Qatar Airways? Never again!
Boston’da bir hostelde kaldım bir gece için 89 USD ödeyerek. Pahalı bir şehir ama güzel, bir gece idare edilebilir. Ayrıca son 10-15 yıldır bu kadar rutubetli (%80-90 arası) bir şehirde herhalde bulunmamışımdır. Hem jetlag hem uykusuzluk yüzünden akşam 9 gibi duş alıp uyudum, ertesi gün sabah 8 gibi kalktım, hostelde kahve içtim, check-out yapıp şehri gezdim, akşam 10 uçağına bindim ve Doha’ya geri döndüm. Doha’da bu kez 2.5 saatlik kısa bir beklemeden sonra hayatımın en berbat uçak yolculuğuna çıktım. Havalandırması bozuk bir uçağa bile bile tüm yolcuları aldılar. Biz havalandırma açılacak herhalde diye beklerken üstüne 1 saat 15 dakikalık rötar da yiyerek, yaz zamanı, Doha’da havalandırması olmayan çelik bir zindanın içinde tam 2 saat inanılmaz sıcak (40 derece civarı) ve sağlıksız bir ortamda bekledik! Havalandıktan sonra da bu kez yüksek irtifadaki aşırı soğuk havayı içeri bastılar; millet battaniyelerle korunmaya çalıştı. Qatar Airways herkesi hasta etmek konusunda bir hayli iddialıydı yani. Yemekler de oldukça vasattı, hem Boston hem İstanbul seferlerinde.

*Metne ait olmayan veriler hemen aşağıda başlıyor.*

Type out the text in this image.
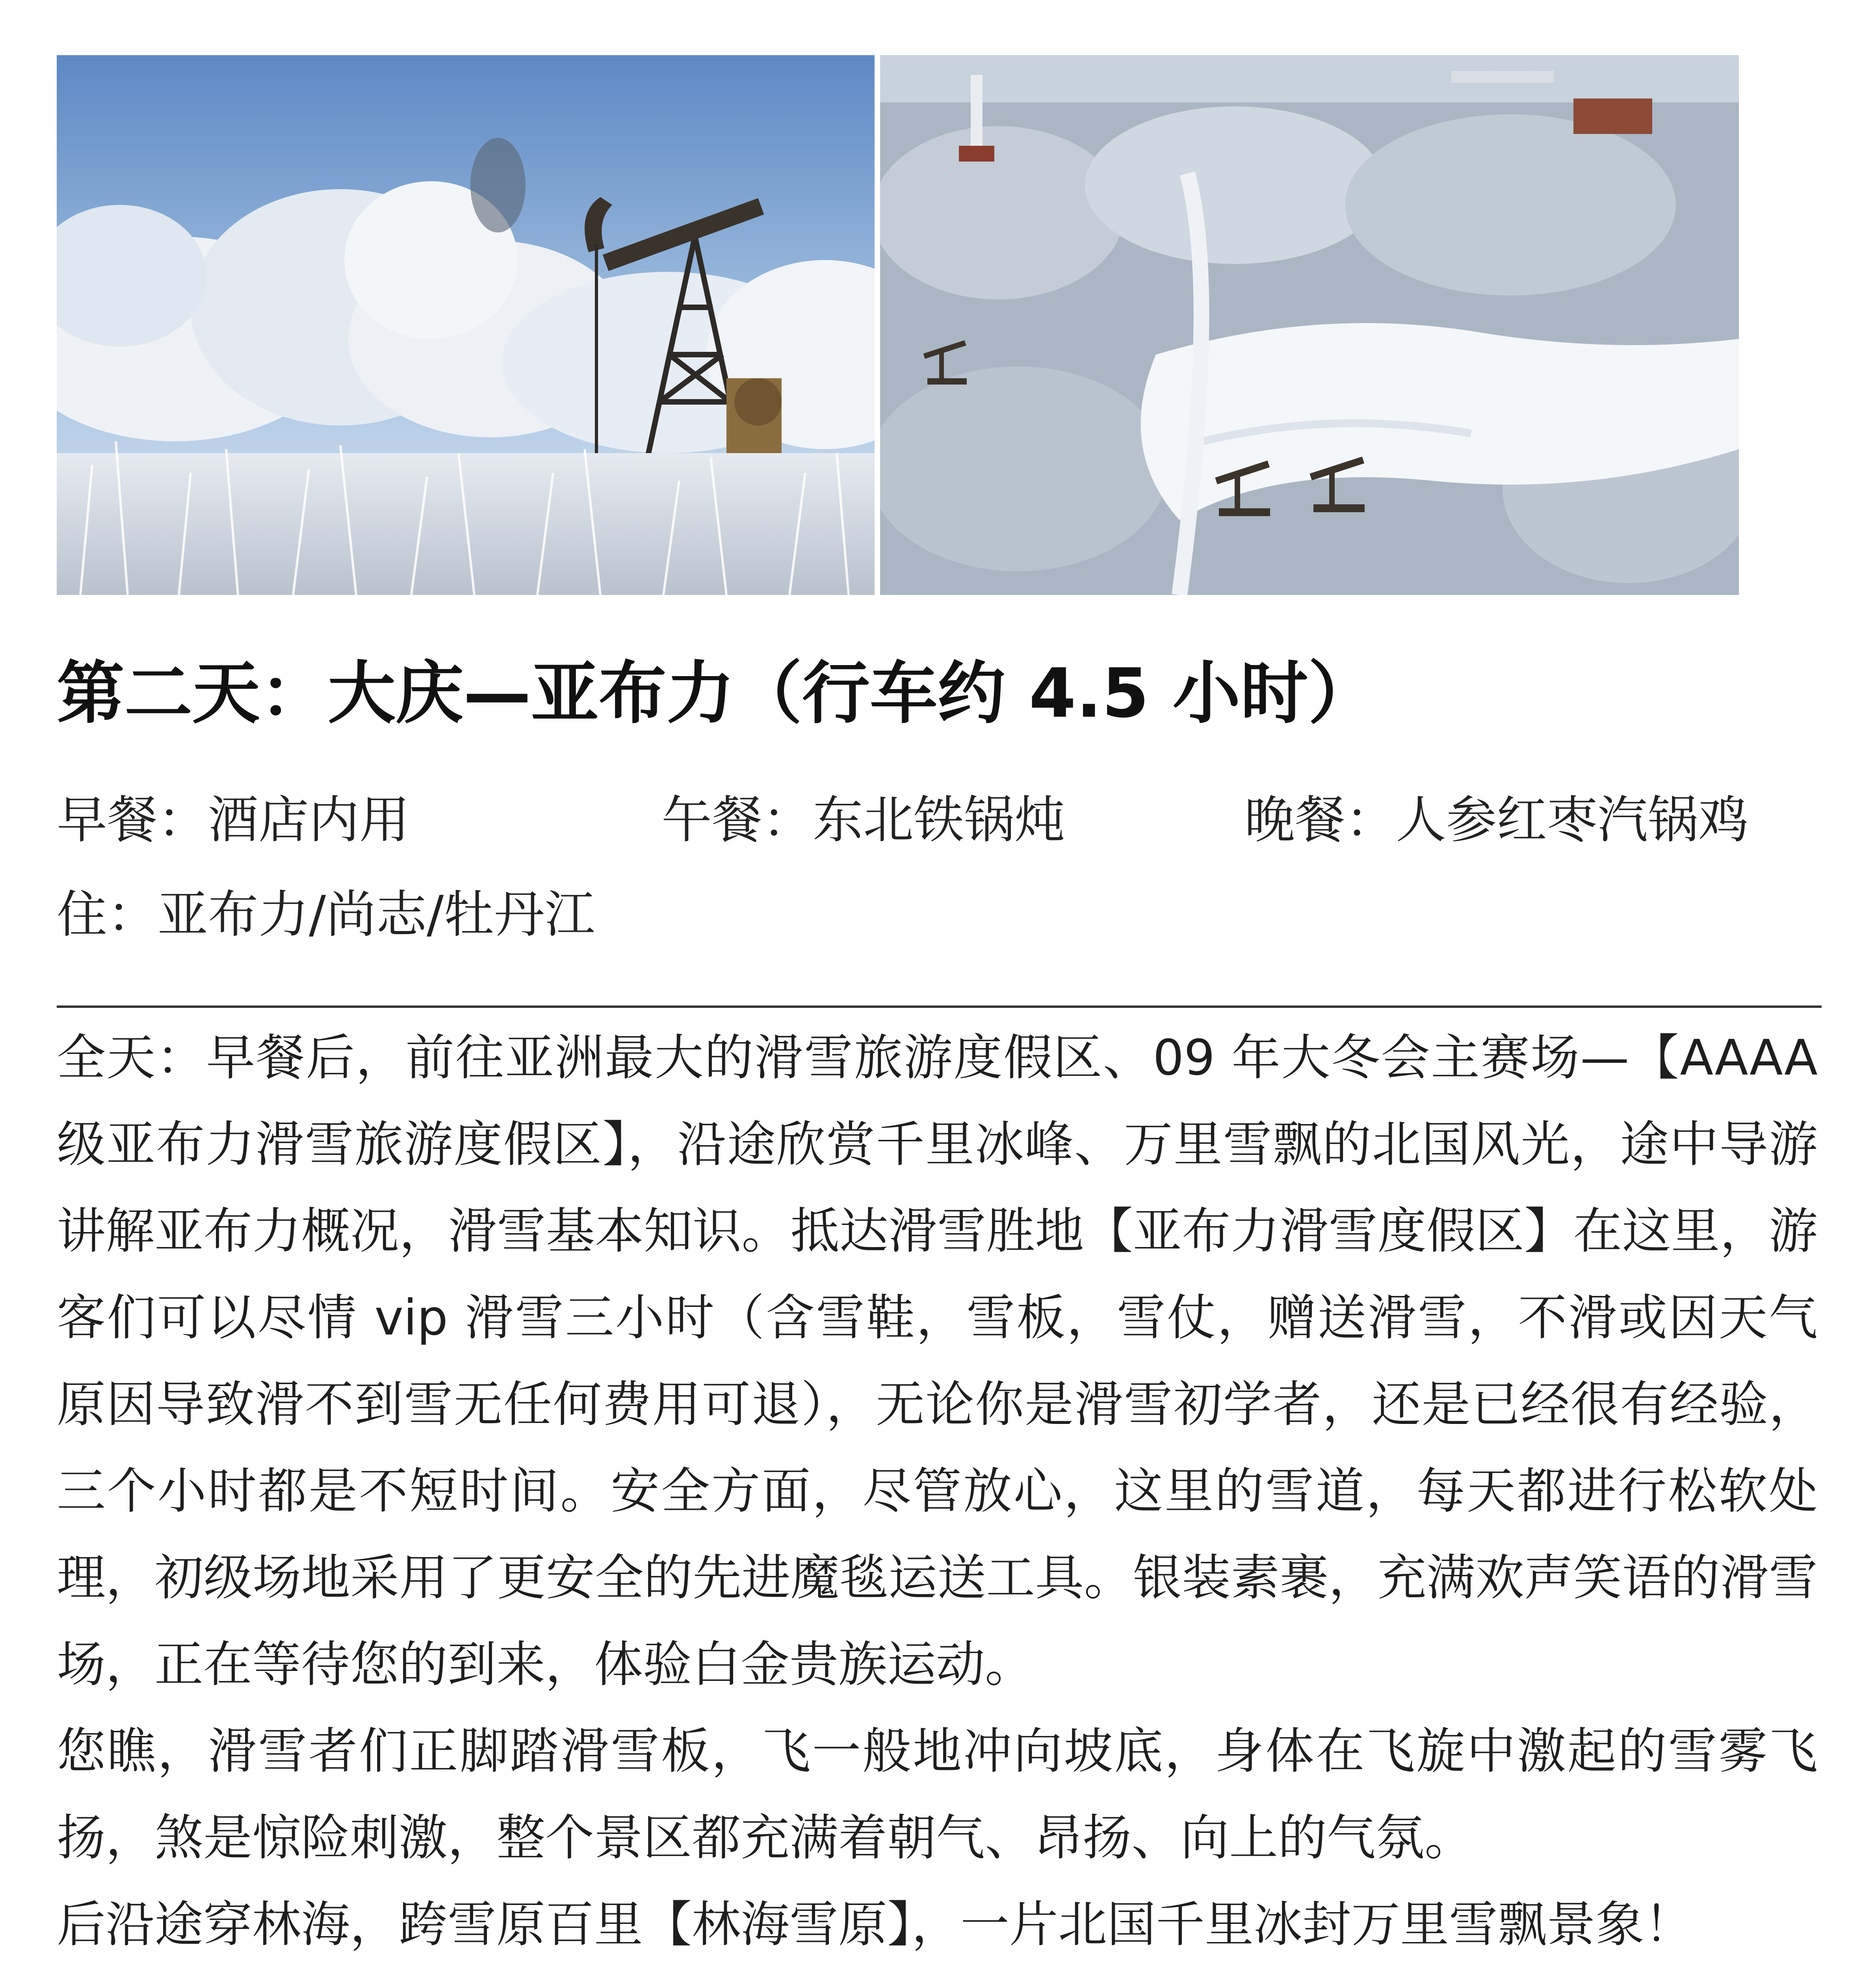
第二天：大庆—亚布力（行车约 4.5 小时）
早餐：酒店内用	午餐：东北铁锅炖	晚餐：人参红枣汽锅鸡
住：亚布力/尚志/牡丹江

全天：早餐后，前往亚洲最大的滑雪旅游度假区、09 年大冬会主赛场—【AAAA 级亚布力滑雪旅游度假区】，沿途欣赏千里冰峰、万里雪飘的北国风光，途中导游讲解亚布力概况，滑雪基本知识。抵达滑雪胜地【亚布力滑雪度假区】在这里，游客们可以尽情 vip 滑雪三小时（含雪鞋，雪板，雪仗，赠送滑雪，不滑或因天气原因导致滑不到雪无任何费用可退），无论你是滑雪初学者，还是已经很有经验，三个小时都是不短时间。安全方面，尽管放心，这里的雪道，每天都进行松软处理，初级场地采用了更安全的先进魔毯运送工具。银装素裹，充满欢声笑语的滑雪场，正在等待您的到来，体验白金贵族运动。

您瞧，滑雪者们正脚踏滑雪板，飞一般地冲向坡底，身体在飞旋中激起的雪雾飞扬，煞是惊险刺激，整个景区都充满着朝气、昂扬、向上的气氛。

后沿途穿林海，跨雪原百里【林海雪原】，一片北国千里冰封万里雪飘景象！
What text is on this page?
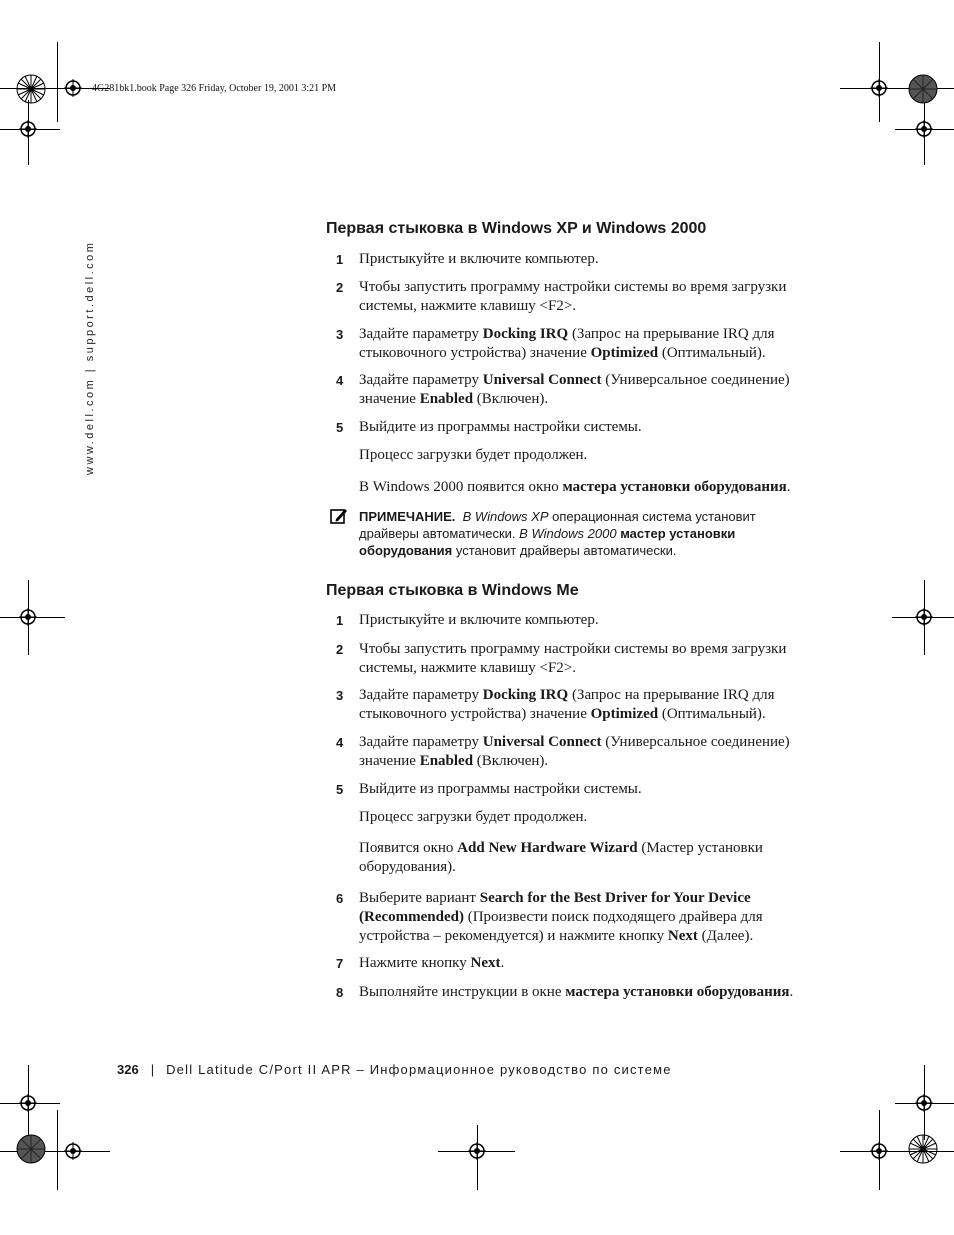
4G281bk1.book Page 326 Friday, October 19, 2001 3:21 PM
www.dell.com | support.dell.com
Первая стыковка в Windows XP и Windows 2000
1 Пристыкуйте и включите компьютер.
2 Чтобы запустить программу настройки системы во время загрузки системы, нажмите клавишу <F2>.
3 Задайте параметру Docking IRQ (Запрос на прерывание IRQ для стыковочного устройства) значение Optimized (Оптимальный).
4 Задайте параметру Universal Connect (Универсальное соединение) значение Enabled (Включен).
5 Выйдите из программы настройки системы.
Процесс загрузки будет продолжен.
В Windows 2000 появится окно мастера установки оборудования.
ПРИМЕЧАНИЕ. В Windows XP операционная система установит драйверы автоматически. В Windows 2000 мастер установки оборудования установит драйверы автоматически.
Первая стыковка в Windows Me
1 Пристыкуйте и включите компьютер.
2 Чтобы запустить программу настройки системы во время загрузки системы, нажмите клавишу <F2>.
3 Задайте параметру Docking IRQ (Запрос на прерывание IRQ для стыковочного устройства) значение Optimized (Оптимальный).
4 Задайте параметру Universal Connect (Универсальное соединение) значение Enabled (Включен).
5 Выйдите из программы настройки системы.
Процесс загрузки будет продолжен.
Появится окно Add New Hardware Wizard (Мастер установки оборудования).
6 Выберите вариант Search for the Best Driver for Your Device (Recommended) (Произвести поиск подходящего драйвера для устройства – рекомендуется) и нажмите кнопку Next (Далее).
7 Нажмите кнопку Next.
8 Выполняйте инструкции в окне мастера установки оборудования.
326 | Dell Latitude C/Port II APR – Информационное руководство по системе
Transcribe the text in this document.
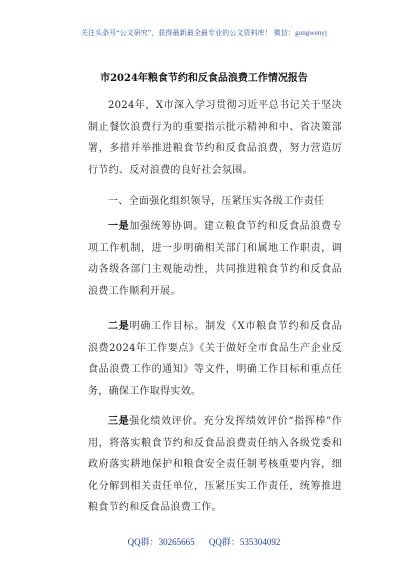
关注头条号“公文研究”，获得最新最全最专业的公文资料库！ 微信：gongwenyj
市2024年粮食节约和反食品浪费工作情况报告
2024年，X市深入学习贯彻习近平总书记关于坚决制止餐饮浪费行为的重要指示批示精神和中、省决策部署，多措并举推进粮食节约和反食品浪费，努力营造厉行节约、反对浪费的良好社会氛围。
一、全面强化组织领导，压紧压实各级工作责任
一是加强统筹协调。建立粮食节约和反食品浪费专项工作机制，进一步明确相关部门和属地工作职责，调动各级各部门主观能动性，共同推进粮食节约和反食品浪费工作顺利开展。
二是明确工作目标。制发《X市粮食节约和反食品浪费2024年工作要点》《关于做好全市食品生产企业反食品浪费工作的通知》等文件，明确工作目标和重点任务，确保工作取得实效。
三是强化绩效评价。充分发挥绩效评价“指挥棒”作用，将落实粮食节约和反食品浪费责任纳入各级党委和政府落实耕地保护和粮食安全责任制考核重要内容，细化分解到相关责任单位，压紧压实工作责任，统筹推进粮食节约和反食品浪费工作。
QQ群：30265665 QQ群：535304092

Özetle Qatar Airways çok ışıltılı, petro-dolarlarla şişirilmiş, ama asli işini iyi yapmayan ve yapmaya da niyeti olmayan, insana saygısı namevcut tam bir islamo-kapitalist oluşum. Bu kafayı biz de Türkiye’de son 20 yıldır çok iyi biliyoruz. “Bir daha asla” diye söylenerek İstanbul’a gecenin bir vakti ayak bastım, E-10 ile evin yolunu tuttum.
Bu anlattığım üç günlük serüven bana biletler dahil toplam 850 dolara mal oldu. Şu an hem mutlu hem de bundan sonraki eşya satma ve taşınma sürecinin yorgunluğunu şimdiden hissetmeye başlayan bir US Permanent Resident olarak sözlerime son veriyorum. Süreç hassas olduğu ve ben de gaza geldiğim için yazı uzun oldu kusura bakmayın. Ayrıca ihtiyacınız olan bir eşya varsa mesaj atın, belki bende vardır
Forumdaki tüm “dreamer”lara sevgiler, yolunuz açık olsun.